I call Washington all f**ked up and mean, because no rational person would seriously entertain default. You call Washington all f**ked up and mean, because no rational person would agree to these kinds of deficits. We think — in the current twitter-talk of a pox on both their DC houses — Washington is a mess because we can’t find a compromise. The truth is, however, we don’t actually think there is much room to compromise and, given that our principles on this represent a fairly sizable difference in world view, that’s probably right. The structural problem of Washington is that everyone has a hold-up; “let’s vote and majority policy wins” doesn’t work because we’ve allowed a consensus system informally to take hold, rather than a majoritarian one (albeit one revisable at least in part by a future majority).
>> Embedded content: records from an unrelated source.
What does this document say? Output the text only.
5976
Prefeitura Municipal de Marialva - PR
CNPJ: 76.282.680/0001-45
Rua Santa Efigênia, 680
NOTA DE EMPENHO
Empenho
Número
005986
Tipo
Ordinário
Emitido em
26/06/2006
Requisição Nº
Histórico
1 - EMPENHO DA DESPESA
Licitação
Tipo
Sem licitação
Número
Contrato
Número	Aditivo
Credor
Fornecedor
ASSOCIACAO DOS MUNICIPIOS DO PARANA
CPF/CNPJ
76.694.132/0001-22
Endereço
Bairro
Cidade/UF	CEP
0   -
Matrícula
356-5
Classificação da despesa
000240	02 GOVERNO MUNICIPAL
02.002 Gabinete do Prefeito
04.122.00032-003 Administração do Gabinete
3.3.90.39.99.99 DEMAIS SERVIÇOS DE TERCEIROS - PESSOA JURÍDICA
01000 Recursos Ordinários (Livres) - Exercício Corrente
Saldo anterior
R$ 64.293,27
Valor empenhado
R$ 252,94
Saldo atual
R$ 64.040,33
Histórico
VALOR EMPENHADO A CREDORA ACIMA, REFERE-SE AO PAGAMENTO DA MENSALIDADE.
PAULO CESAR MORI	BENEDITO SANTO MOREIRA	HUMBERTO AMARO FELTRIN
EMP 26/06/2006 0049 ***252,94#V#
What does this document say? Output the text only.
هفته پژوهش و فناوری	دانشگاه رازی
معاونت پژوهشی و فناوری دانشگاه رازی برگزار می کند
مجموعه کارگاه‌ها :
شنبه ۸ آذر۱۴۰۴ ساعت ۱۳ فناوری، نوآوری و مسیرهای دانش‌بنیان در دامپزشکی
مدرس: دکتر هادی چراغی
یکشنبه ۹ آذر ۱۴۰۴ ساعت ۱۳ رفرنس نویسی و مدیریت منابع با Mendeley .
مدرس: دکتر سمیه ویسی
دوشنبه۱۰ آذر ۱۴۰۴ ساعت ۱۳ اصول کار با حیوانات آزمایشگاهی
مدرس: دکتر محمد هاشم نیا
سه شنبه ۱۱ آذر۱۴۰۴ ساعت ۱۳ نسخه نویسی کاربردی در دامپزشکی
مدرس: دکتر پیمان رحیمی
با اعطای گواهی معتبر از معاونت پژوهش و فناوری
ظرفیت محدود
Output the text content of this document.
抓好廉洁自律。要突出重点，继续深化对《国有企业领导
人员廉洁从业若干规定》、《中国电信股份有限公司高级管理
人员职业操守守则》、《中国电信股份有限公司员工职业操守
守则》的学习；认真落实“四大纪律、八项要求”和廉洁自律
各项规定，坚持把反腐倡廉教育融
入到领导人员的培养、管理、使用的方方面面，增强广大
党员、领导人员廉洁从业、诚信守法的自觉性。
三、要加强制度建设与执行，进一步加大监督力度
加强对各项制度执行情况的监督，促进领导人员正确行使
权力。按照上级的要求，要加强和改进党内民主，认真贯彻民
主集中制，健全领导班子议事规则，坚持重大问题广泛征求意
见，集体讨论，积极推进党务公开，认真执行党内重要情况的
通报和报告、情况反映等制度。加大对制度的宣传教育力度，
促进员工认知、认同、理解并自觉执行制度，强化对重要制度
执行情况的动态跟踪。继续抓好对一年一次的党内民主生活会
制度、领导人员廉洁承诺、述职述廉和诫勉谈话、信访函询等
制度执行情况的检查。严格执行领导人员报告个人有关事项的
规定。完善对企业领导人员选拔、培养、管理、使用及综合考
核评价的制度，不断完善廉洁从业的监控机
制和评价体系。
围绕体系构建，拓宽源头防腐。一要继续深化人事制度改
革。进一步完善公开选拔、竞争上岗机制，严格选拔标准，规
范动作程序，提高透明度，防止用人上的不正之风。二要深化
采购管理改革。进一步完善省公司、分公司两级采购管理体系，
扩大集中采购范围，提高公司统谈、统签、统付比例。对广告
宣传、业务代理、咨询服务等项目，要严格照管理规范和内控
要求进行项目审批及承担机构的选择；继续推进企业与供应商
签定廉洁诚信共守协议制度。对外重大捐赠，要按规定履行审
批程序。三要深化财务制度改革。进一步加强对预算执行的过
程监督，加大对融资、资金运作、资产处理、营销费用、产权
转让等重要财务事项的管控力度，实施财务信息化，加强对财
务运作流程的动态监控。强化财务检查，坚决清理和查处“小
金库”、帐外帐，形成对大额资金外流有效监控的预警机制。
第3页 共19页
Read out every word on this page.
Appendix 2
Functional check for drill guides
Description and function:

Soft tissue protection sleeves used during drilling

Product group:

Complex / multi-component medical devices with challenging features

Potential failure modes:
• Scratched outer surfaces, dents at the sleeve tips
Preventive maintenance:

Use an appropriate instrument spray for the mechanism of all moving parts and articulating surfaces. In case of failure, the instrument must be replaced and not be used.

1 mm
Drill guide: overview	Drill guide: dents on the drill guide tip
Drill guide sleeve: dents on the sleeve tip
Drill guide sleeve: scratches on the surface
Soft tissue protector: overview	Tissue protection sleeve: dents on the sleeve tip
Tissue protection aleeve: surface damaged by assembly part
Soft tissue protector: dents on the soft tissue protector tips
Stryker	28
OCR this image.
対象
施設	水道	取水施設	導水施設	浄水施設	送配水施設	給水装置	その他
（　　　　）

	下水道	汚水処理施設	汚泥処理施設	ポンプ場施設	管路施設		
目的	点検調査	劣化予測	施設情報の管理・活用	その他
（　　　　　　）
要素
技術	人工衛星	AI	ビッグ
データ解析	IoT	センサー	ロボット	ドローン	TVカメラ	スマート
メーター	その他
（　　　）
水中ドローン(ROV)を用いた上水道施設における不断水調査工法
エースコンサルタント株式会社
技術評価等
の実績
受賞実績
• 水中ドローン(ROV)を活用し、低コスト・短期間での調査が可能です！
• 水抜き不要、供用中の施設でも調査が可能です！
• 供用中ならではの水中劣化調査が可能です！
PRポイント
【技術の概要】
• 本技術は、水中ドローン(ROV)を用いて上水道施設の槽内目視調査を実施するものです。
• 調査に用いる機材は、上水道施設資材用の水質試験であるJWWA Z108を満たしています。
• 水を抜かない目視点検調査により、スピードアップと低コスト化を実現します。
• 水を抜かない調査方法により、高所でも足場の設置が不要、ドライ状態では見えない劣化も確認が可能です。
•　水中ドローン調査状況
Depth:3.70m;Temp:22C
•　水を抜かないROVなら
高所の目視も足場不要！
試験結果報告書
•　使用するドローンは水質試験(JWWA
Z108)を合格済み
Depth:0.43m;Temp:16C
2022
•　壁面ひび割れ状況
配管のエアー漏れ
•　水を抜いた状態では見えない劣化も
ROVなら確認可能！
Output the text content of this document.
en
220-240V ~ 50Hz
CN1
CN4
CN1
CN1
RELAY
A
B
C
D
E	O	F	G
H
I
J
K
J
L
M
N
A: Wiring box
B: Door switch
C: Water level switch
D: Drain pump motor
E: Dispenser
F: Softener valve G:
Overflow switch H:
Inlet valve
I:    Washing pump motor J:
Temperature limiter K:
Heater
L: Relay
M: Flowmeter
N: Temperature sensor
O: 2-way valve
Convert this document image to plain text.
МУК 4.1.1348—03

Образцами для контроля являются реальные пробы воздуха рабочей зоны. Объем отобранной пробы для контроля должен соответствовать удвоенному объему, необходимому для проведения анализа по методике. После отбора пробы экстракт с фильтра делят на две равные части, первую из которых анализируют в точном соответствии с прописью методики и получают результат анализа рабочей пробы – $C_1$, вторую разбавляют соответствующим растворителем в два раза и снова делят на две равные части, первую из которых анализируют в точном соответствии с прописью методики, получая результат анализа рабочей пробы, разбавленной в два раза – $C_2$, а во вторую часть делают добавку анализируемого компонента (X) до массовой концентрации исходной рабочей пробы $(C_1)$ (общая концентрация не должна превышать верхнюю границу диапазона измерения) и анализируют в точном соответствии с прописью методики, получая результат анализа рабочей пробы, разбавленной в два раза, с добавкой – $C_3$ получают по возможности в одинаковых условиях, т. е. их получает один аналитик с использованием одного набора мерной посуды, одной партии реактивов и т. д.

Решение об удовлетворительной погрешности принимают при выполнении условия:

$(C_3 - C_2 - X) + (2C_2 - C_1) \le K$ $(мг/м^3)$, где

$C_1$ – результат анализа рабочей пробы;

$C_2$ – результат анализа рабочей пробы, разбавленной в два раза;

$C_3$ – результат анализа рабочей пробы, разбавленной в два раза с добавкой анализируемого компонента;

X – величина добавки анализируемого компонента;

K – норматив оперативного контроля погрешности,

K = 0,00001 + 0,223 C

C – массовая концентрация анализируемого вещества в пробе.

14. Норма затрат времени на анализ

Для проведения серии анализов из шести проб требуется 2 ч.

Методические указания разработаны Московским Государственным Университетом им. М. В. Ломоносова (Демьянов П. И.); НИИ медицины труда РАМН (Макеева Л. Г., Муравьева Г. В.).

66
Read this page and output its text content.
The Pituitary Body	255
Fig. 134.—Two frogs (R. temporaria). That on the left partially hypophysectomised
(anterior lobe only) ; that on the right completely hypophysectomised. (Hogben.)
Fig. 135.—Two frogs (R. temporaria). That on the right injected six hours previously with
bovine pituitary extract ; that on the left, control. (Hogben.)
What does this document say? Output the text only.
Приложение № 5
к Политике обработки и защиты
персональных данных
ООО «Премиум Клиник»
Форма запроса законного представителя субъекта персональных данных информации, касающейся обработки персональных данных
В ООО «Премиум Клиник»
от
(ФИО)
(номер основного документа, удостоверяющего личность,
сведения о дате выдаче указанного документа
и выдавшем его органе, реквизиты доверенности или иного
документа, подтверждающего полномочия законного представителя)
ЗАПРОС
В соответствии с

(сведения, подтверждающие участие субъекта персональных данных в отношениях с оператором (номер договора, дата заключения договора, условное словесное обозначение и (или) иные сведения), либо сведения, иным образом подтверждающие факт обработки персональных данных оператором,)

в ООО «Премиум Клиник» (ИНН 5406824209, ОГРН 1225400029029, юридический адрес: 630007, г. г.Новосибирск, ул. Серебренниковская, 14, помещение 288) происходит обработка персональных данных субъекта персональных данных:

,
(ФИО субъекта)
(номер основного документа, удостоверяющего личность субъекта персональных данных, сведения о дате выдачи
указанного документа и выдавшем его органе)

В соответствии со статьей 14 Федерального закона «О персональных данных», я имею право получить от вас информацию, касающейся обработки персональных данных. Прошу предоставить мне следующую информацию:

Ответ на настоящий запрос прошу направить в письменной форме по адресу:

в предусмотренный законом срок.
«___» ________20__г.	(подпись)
And that’s the fundamental problem — searching for a consensus that doesn’t exist, and an unwillingness to let the side with more votes win. Granted that the latter isn’t a panacea — Democrats had two years where they complete control of the government, and they still didn’t do anything — nevertheless it’s better than what we have now. Politicians just aren’t willing to put their names on a policy and push it through, because if it fails they own it; they’d rather dither and moan and let things fall apart, because then they can keep pointing the finger at the other side in hopes of improving their chances of re-election.